The concept revolves around the launch of Axe Ex-Friend, under the “Less female friends, More women” tag line which pushes the notion that keeping a hot girl as a friend is not the manly thing to do.
TV ads for the product in Argentina depict various men in scenarios where platonic friendship and the possibility of sex collide, such as being asked to zip up a dress or put suntan lotion on a girl. At the moment the male acts like a friend a giant overbearing man, dressed as either a construction worker of a fisherman, tuts and hands the man an Axe deodorant.

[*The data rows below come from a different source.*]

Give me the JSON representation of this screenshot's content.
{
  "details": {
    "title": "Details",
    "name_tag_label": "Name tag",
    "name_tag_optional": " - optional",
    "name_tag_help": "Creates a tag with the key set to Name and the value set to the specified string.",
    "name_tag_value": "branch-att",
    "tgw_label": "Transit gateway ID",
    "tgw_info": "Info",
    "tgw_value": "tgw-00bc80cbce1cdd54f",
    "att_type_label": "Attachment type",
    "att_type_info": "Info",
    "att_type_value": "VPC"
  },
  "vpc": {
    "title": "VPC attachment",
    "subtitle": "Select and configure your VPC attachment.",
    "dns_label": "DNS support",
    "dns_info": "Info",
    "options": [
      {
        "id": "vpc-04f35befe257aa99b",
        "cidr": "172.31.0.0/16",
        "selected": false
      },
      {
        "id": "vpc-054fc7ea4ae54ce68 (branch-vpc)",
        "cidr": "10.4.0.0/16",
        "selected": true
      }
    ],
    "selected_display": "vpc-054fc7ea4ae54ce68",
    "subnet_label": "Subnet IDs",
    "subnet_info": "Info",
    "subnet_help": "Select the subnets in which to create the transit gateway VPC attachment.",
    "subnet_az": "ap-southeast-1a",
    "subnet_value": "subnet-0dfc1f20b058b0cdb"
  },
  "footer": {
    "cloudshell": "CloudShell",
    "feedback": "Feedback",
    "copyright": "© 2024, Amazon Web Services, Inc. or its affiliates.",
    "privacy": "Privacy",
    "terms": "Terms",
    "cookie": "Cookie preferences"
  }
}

Axe in Mexico has even created a website that derides men who choose female friends, entitled “Hombres con trenzas” (Men with braids) which suggests that too much time in the friendly company of women will see men actually growing Swedish style braids in their hair. There’s an interesting YouTube 'choose your own adventure' style element to this that sees you steering braid wearing Esteban through a series of tasks in order to get the girl – aided and abetted by a large man who’s a cross between Meatloaf and Lou Ferrigno. There's also an online test visitors can take, plus plenty of UGC options including the ability to rate various men on whether they are worthy of braids or not.
The braids premise has its roots in the Pinocchio Disney animation, which saw our wooden friend and his poor associate Candlewick growing donkey ears as they slowly turned into Jackasses during their stay at Pleasure Island. Ironically , Pleasure Island is probably not too dissimilar a destination to the one on offer in a recent Lynx Lodge (the UK version of Axe) holiday competition.
The whole promotion is very much in keeping with Axe’s overall ad strategy - one that places women on a sexualised pedestal yet portrays men as either clueless, geeky or pathetic. A delicate balance that manages to sustain itself on its comedy merits. Whether this particular campaign would wash (no pun intended) so well in the UK and US as opposed to South America is open to question.